Le schéma IT est moins courant dans les installations domestiques et se retrouve souvent dans les milieux où une continuité de service est primordiale, comme les hôpitaux. Dans cette configuration, le neutre n’est pas forcément relié à la terre, ou le fait via une impédance très élevée.

Avantages : Ce système garantit une continuité de service même en présence de défauts.

Inconvénients : Sa mise en œuvre est plus complexe et requiert un investissement plus conséquent.

Les composants et le matériel requis

Pour effectuer une mise à la terre efficace, il faut utiliser les bons matériaux et équipements. Voici les composants essentiels :

Composant Description
Piquet de terre En cuivre ou acier galvanisé, planté dans le sol pour disperser les courants de fuite.
Disjoncteur différentiel Permet une coupure immédiate en cas de défaut de terre, généralement de 30 mA.

Étapes de l’installation d’un système de mise à la terre

Installer un système de mise à la terre requiert plusieurs étapes précises. Voici comment procéder :

Analyse du sol

Avant toute installation, il faut évaluer la composition du sol. Les sols argileux garantissent une meilleure conductivité comparativement aux sols secs ou rocheux. Cela influencera le choix du matériel à utiliser.

Mesure de la résistance de la terre

Utiliser un telluromètre pour vérifier la résistance de votre installation en ohms.
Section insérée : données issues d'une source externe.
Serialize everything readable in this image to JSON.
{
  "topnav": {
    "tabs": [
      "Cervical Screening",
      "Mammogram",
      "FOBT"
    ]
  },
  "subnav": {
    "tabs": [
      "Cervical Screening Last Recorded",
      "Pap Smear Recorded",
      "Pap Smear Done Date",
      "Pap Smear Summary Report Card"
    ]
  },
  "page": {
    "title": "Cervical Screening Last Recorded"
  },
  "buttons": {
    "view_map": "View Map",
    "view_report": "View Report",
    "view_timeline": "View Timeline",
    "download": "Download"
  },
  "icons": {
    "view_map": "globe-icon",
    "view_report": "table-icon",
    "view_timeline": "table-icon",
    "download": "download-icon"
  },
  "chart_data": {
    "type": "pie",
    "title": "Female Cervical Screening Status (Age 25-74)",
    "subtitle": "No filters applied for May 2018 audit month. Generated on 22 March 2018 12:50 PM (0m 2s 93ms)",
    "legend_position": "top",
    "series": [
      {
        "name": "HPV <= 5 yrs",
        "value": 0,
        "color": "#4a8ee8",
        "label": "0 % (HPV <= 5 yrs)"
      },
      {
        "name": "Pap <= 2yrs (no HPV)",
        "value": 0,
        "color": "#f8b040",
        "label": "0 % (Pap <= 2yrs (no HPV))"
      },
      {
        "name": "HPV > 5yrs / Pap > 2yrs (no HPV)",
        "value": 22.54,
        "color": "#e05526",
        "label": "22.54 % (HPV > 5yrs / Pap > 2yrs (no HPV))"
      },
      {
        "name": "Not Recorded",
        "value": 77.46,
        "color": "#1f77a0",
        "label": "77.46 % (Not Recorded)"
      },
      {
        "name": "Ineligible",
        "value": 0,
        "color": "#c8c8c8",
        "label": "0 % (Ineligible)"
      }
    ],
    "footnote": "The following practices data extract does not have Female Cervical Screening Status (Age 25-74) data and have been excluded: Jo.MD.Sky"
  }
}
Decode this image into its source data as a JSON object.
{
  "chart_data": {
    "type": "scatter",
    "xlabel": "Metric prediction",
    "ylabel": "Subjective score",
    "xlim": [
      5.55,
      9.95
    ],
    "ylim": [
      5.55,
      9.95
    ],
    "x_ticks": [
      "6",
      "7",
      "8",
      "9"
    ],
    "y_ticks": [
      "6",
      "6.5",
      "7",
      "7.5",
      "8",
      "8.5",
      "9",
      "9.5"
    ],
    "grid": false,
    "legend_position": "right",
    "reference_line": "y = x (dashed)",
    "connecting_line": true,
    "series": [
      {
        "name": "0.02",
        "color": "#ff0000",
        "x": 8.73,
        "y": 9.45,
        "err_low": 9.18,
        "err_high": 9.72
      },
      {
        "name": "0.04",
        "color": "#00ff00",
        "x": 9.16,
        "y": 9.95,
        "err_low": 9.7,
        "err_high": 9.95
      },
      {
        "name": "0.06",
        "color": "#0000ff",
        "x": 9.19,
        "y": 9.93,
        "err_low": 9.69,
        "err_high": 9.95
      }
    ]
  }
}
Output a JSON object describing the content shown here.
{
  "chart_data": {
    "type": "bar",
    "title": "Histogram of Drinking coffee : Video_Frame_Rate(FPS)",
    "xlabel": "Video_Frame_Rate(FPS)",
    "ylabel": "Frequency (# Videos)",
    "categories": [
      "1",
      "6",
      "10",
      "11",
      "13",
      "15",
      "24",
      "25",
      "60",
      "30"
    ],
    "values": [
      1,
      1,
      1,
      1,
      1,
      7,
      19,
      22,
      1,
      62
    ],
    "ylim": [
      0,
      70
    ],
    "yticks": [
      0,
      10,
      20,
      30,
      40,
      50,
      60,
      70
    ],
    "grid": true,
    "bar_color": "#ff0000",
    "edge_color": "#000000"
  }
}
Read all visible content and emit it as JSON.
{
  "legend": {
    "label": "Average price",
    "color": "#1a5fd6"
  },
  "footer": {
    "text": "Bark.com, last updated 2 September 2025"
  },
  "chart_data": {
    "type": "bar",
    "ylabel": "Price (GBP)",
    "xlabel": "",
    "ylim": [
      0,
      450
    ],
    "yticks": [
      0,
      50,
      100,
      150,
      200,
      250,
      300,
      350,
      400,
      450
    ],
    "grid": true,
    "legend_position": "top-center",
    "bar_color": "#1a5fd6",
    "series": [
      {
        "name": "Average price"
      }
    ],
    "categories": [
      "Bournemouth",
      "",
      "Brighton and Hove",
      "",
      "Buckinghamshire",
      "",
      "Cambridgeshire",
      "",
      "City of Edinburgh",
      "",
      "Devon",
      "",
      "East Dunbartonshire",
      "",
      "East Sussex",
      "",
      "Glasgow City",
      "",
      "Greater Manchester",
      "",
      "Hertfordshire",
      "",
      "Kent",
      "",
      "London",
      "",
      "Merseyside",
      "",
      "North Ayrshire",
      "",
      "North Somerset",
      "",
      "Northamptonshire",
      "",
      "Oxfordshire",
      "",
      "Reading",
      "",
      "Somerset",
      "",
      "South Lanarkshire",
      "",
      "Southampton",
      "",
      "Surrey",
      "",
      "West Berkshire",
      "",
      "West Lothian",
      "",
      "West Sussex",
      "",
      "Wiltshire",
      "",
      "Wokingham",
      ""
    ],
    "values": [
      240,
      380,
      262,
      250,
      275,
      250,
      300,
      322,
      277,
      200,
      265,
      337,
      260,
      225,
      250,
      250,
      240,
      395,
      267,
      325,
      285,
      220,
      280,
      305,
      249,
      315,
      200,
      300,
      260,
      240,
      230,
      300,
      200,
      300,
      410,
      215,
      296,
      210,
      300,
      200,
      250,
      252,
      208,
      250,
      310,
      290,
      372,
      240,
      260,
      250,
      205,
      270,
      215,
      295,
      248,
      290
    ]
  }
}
Les résultats montreront si votre terre est suffisamment efficace :

  • Moins de 50 ohms : qualité excellente
  • Entre 50 et 100 ohms : acceptable mais perfectible
  • Plus de 100 ohms : nécessite une intervention

Installation des éléments

Pour finaliser la mise à la terre, il faut souvent enfoncer le piquet dans le sol à une profondeur appropriée. Ensuite, relier celui-ci au tableau électrique via un conducteur adapté.

Ne pas oublier de remblayer et compacter le sol autour du piquet pour assurer une bonne conductivité.

4. Vérification finale

Une fois l’installation achevée, mesurez à nouveau la résistance de la terre. Si celle-ci dépasse les 100 ohms, des actions correctives doivent être mises en place, comme l’ajout d’un second piquet ou d’un gel conducteur.

Se faire aider par un professionnel

Bien que vous puissiez réaliser certains aspects de l’installation, il est judicieux de faire appel à un professionnel qualifié, comme Electro Italia, pour assurer la conformité et la sécurité de votre mise à la terre. Cela vous garantira non seulement des travaux réalisés dans les normes, mais également une tranquillité d’esprit face à d’éventuels défauts.